Most adults in America have heard of Dr. King’s “I have a dream” speech. Granted, most have never heard more than that line and can’t detail much else about the speech, the ministry, or the man. Dr. King gave a lot of great speeches, and they were not just an eloquent group of words. When he spoke, he spoke for purpose and with meaning. Consider this excerpt:

“They are the martyred heroines of a holy crusade for freedom and human dignity. And so this afternoon in a real sense they have something to say to each of us in their death… They say to us that we must be concerned not merely about who murdered them, but about the system, the way of life, the philosophy which produced the murderers. Their death says to us that we must work passionately and unrelentingly for the realization of the American dream.”     – Dr. Martin Luther King, Jr.

If you don’t know the context of these words, you are not alone. Many people have not only forgotten them, they’ve also forgotten the people for whom they were written and spoken. On September 15, 1963, a bomb exploded during Sunday morning service at the 16th Street Baptist Church in Birmingham, Alabama. Four young girls were killed and many others were injured. It was later discovered that 15 sticks of dynamite were placed in the church basement under what would later turn out to be the girls’ bathroom.  At 10:19 am, it exploded killing 14-year old Cynthia Wesley, 14-year old Carole Robertson, 14-year old Addie Mae Collins, and 11-year old Denise McNair.

Rev. Ruth Hawley-Lowry writes in the Huffington Post, “This bombing happened only a few weeks after the March on Washington for Jobs and Freedom. The fear around the March closed down the city of Washington, D.C. because white leadership incorrectly presumed that a majority black gathering would not be peaceful. Even now, five decades later, people so easily quote Dr. King’s “I Have a Dream” — but we fail to remember Dr. King’s words earlier in his homiletical speech when he said, “America has given the Negro people a bad check, a check which has come back marked ‘insufficient funds.'”

We would like to think that times have changed.
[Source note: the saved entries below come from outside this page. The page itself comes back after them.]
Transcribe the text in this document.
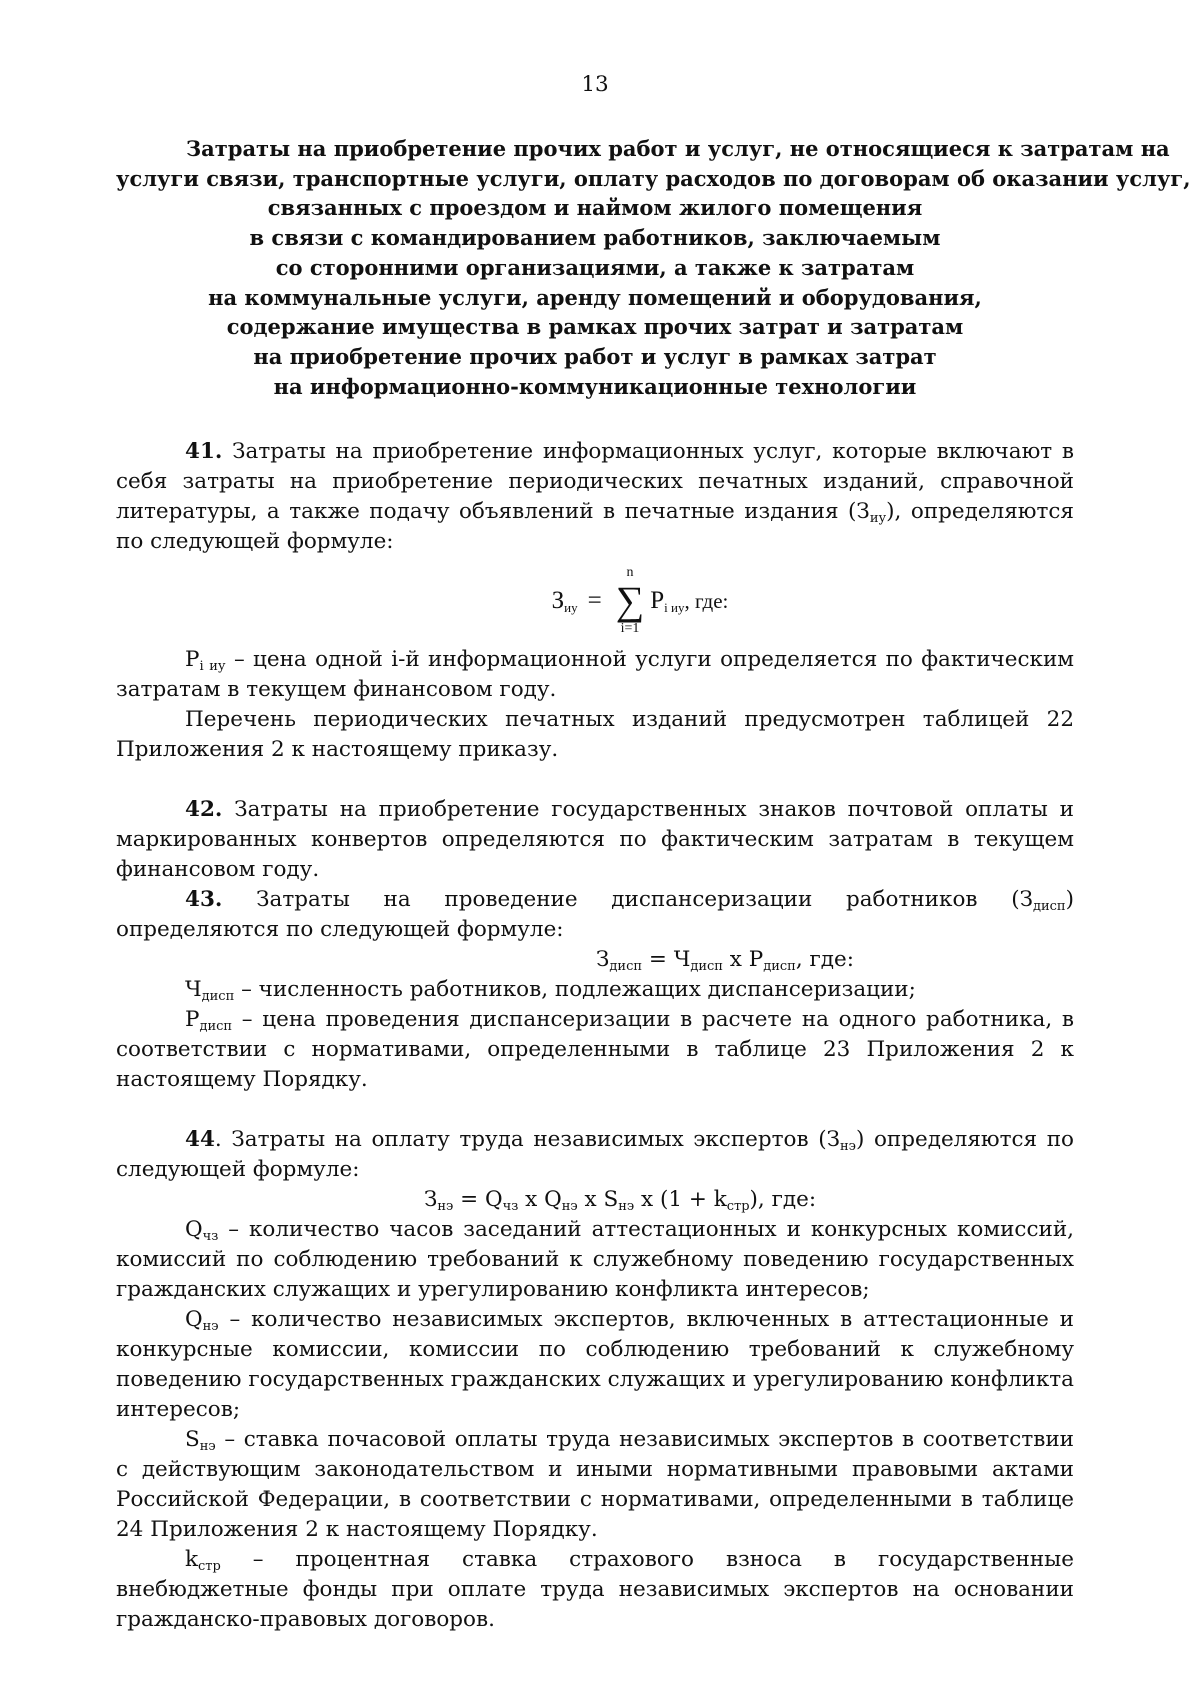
13
Затраты на приобретение прочих работ и услуг, не относящиеся к затратам на
услуги связи, транспортные услуги, оплату расходов по договорам об оказании услуг,
связанных с проездом и наймом жилого помещения
в связи с командированием работников, заключаемым
со сторонними организациями, а также к затратам
на коммунальные услуги, аренду помещений и оборудования,
содержание имущества в рамках прочих затрат и затратам
на приобретение прочих работ и услуг в рамках затрат
на информационно-коммуникационные технологии

41. Затраты на приобретение информационных услуг, которые включают в себя затраты на приобретение периодических печатных изданий, справочной литературы, а также подачу объявлений в печатные издания $(З_{иу})$, определяются по следующей формуле:

$З_{иу}$ =
n
∑
i=1
$P_{i иу}$ , где:

$P_{i иу}$ – цена одной i-й информационной услуги определяется по фактическим затратам в текущем финансовом году.

Перечень периодических печатных изданий предусмотрен таблицей 22 Приложения 2 к настоящему приказу.

42. Затраты на приобретение государственных знаков почтовой оплаты и маркированных конвертов определяются по фактическим затратам в текущем финансовом году.

43. Затраты на проведение диспансеризации работников $(З_{дисп})$ определяются по следующей формуле:

$З_{дисп} = Ч_{дисп}$ x $P_{дисп}$, где:

$Ч_{дисп}$ – численность работников, подлежащих диспансеризации;

$P_{дисп}$ – цена проведения диспансеризации в расчете на одного работника, в соответствии с нормативами, определенными в таблице 23 Приложения 2 к настоящему Порядку.

44. Затраты на оплату труда независимых экспертов $(З_{нэ})$ определяются по следующей формуле:

$З_{нэ} = Q_{чз}$ x $Q_{нэ}$ x $S_{нэ}$ x $(1 + k_{стр})$, где:

$Q_{чз}$ – количество часов заседаний аттестационных и конкурсных комиссий, комиссий по соблюдению требований к служебному поведению государственных гражданских служащих и урегулированию конфликта интересов;

$Q_{нэ}$ – количество независимых экспертов, включенных в аттестационные и конкурсные комиссии, комиссии по соблюдению требований к служебному поведению государственных гражданских служащих и урегулированию конфликта интересов;

$S_{нэ}$ – ставка почасовой оплаты труда независимых экспертов в соответствии с действующим законодательством и иными нормативными правовыми актами Российской Федерации, в соответствии с нормативами, определенными в таблице 24 Приложения 2 к настоящему Порядку.

$k_{стр}$ – процентная ставка страхового взноса в государственные внебюджетные фонды при оплате труда независимых экспертов на основании гражданско-правовых договоров.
Surely, if such a thing happened today we would not be so quick to forget. But how many of us think about the 9 black Bible study members brutally murdered at Mother Emanuel AME Church just 3 months ago?

Hawley-Lowry adds, “We know through painful experience that freedom is never voluntarily given by the oppressor; it must be demanded by the oppressed.”

As we enter into the presidential campaign season, let’s not forget that there is more at stake than a border with Mexico or an LGBT agenda. There is more to be heard in the campaigns than low job numbers or student loan debt. All of these will be addressed by the candidate willing to stand for equality, justice, and the heart of Dr. King’s dream. Let’s keep looking forward, but not at the expense of forgetting the past.